于是我便叼着烟,倚一株冬寒茂盛的树,用邪邪的目光,在你世界的边缘,的看你归结一个个红尘梦境。西施和三闾大夫,许仙和白娘子以及小青。我,目光冰冷,从不鼓掌。只是怕,惊扰了你的孤独,惊飞了你的才思。樱澈,命运注定了我们是不会交汇的经线和纬线,我们是,闭着眼睛都能觉失掉对方气息的生疏人。
“君莫舞,流年虚度皆尘土”。
我说:“既然佛说执着即是魔障即是妄念,我便如佛指点,悄然放下。”
路宽说:“我在想佛是不是真的说过‘执着’即是魔障的话?我怎样都觉得是老庄说的,由于,佛教里那些求取真经的的故事,那份执着无人可比。”

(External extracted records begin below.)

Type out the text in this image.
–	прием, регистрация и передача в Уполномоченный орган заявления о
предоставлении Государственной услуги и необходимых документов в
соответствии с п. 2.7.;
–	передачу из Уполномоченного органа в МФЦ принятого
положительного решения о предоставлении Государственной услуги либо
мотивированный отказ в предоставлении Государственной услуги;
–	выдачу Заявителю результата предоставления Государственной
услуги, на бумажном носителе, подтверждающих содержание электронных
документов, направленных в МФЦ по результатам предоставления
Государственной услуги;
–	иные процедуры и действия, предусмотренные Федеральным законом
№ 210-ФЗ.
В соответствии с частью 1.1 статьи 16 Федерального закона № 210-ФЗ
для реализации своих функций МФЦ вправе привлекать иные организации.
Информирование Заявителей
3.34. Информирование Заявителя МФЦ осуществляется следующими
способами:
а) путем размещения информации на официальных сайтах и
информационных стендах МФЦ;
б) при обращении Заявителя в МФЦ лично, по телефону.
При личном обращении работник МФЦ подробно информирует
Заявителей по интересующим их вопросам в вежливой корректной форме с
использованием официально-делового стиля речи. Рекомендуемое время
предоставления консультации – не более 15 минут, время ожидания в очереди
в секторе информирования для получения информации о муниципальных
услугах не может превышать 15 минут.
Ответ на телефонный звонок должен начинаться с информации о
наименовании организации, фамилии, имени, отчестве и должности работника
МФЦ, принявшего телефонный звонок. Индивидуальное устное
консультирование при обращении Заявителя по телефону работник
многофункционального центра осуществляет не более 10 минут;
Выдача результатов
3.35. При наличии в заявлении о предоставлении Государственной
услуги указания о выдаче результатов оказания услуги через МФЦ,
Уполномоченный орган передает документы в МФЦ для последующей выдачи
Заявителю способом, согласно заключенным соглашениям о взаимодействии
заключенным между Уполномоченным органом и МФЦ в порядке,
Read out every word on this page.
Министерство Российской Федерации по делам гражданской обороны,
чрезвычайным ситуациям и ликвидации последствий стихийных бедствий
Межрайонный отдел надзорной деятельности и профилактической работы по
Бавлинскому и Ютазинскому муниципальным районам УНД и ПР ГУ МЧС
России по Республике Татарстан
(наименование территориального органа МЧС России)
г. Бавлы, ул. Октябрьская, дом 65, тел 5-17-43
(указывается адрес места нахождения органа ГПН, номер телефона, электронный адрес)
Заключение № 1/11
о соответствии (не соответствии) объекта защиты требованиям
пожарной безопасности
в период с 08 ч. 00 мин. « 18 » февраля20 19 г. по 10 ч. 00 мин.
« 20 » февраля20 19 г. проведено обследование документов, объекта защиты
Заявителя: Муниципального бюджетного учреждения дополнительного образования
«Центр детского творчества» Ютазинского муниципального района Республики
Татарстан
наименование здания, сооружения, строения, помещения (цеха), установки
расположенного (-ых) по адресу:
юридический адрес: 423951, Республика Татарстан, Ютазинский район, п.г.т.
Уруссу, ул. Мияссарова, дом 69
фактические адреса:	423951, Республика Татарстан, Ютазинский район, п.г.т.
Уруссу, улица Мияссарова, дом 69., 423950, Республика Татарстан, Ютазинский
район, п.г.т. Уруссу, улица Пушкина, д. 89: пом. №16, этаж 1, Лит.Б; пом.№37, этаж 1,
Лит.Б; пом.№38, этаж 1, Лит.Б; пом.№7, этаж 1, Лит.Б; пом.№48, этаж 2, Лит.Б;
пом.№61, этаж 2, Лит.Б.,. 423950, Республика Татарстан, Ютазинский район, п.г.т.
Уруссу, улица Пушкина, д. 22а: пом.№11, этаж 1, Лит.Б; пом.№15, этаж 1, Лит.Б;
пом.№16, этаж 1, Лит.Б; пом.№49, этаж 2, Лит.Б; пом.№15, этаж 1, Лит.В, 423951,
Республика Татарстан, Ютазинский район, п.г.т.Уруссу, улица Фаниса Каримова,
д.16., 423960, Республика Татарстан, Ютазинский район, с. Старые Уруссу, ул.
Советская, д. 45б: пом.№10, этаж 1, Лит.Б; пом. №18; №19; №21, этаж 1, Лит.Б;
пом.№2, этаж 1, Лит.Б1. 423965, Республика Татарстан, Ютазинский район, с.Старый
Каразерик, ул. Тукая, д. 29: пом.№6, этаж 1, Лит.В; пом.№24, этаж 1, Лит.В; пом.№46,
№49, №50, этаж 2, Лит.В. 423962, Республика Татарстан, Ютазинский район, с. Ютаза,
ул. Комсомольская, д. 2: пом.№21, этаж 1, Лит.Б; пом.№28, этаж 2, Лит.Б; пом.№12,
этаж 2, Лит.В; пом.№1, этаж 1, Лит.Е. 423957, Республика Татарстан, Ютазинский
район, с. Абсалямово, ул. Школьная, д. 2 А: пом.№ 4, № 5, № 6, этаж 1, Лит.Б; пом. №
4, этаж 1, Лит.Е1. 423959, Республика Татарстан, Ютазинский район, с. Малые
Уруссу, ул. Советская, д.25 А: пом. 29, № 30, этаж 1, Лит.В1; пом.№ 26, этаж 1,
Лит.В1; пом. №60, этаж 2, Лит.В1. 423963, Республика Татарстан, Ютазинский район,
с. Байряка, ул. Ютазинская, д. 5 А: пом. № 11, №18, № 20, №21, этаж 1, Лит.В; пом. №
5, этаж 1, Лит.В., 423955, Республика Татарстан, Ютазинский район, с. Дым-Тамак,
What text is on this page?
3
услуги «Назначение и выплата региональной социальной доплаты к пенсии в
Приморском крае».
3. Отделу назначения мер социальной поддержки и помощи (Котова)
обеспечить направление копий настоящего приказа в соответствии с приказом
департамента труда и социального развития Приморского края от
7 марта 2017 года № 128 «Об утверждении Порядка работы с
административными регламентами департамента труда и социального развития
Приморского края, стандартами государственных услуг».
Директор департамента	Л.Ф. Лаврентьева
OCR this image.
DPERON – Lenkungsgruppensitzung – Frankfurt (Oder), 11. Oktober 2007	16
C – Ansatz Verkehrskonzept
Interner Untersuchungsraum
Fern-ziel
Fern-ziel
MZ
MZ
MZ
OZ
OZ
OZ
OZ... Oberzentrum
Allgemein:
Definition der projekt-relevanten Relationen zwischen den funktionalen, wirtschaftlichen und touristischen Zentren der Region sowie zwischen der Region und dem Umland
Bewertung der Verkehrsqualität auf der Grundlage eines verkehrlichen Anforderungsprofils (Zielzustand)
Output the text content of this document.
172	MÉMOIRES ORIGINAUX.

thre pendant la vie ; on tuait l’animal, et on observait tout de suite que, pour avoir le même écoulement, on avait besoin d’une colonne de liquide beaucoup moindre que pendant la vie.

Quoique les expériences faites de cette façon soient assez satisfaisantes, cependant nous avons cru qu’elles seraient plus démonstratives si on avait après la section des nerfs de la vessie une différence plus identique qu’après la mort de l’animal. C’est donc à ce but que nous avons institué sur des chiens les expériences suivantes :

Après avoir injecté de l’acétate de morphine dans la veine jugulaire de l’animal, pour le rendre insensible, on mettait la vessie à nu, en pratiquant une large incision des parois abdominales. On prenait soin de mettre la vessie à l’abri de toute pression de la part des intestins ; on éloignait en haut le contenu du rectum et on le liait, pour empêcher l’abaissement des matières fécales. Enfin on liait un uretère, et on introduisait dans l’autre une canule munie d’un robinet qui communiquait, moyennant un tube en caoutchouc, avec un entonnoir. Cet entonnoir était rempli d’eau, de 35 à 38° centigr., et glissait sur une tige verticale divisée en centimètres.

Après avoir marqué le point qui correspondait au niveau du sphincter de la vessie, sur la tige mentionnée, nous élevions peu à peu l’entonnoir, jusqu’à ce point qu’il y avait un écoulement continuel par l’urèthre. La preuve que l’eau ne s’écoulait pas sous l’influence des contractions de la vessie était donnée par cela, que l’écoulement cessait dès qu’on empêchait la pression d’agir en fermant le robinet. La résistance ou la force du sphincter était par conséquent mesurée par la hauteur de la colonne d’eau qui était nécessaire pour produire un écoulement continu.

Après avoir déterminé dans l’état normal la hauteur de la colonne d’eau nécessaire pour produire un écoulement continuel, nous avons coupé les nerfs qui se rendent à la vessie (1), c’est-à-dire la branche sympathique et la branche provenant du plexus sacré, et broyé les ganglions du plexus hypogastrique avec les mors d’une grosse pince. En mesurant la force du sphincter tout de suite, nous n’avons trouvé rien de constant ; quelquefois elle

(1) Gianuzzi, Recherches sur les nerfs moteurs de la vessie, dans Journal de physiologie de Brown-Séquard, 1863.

路宽,我曾经是个热情澎湃的摇滚歌手,我曾经是个孤独绝世的剑客,我曾经在我的世界里言听计从飘飘欲飞,我曾经以为一旦爱上某人便天荒地老海枯石烂,我曾经以为唐僧和女儿国王的故事真的存在过,而明天,你说我的理想里充溢了不可完成的————梦。
这个冰冷的夜晚,我哭了,命运的磨练让我成熟,命运的调戏同时让我痛不欲生。情愿如《英雄》里老者的古琴,自此弦断,不求人听。
1989年的夏天,我穿着雪白的衬衫坐在初中的课堂,徐教员在讲桌那边唠唠叨叨,我在课桌这边体悟窗外蝉声,遐想有限。1989年的夏天,我以为世界有限美妙,从此我便能伸展双臂,如一株风帆,我以为,心胸理想,便能无往不利,战无不胜。
樱澈,如你说的,我着魔普通地在城市里寻觅,找寻一种新颖的感动或欣喜。那或许是一块染满了绿苔的方砖,又或许是一座雕梁飞檐的庙宇。而我,终于供认,世界不是想象的那样,爱情不是我想象的那样,我赢得了战争,我却失掉了世界。
樱澈,十年前我不知道的是,你并不是窈窕淑女,你年过五十,你最多只能算是窈窕熟女。
在这个世界里,比你小了一个年轮的我,却有着和你一样的慨叹和孤独。
爱情,我们来的不是时分,或许太晚,或许太早。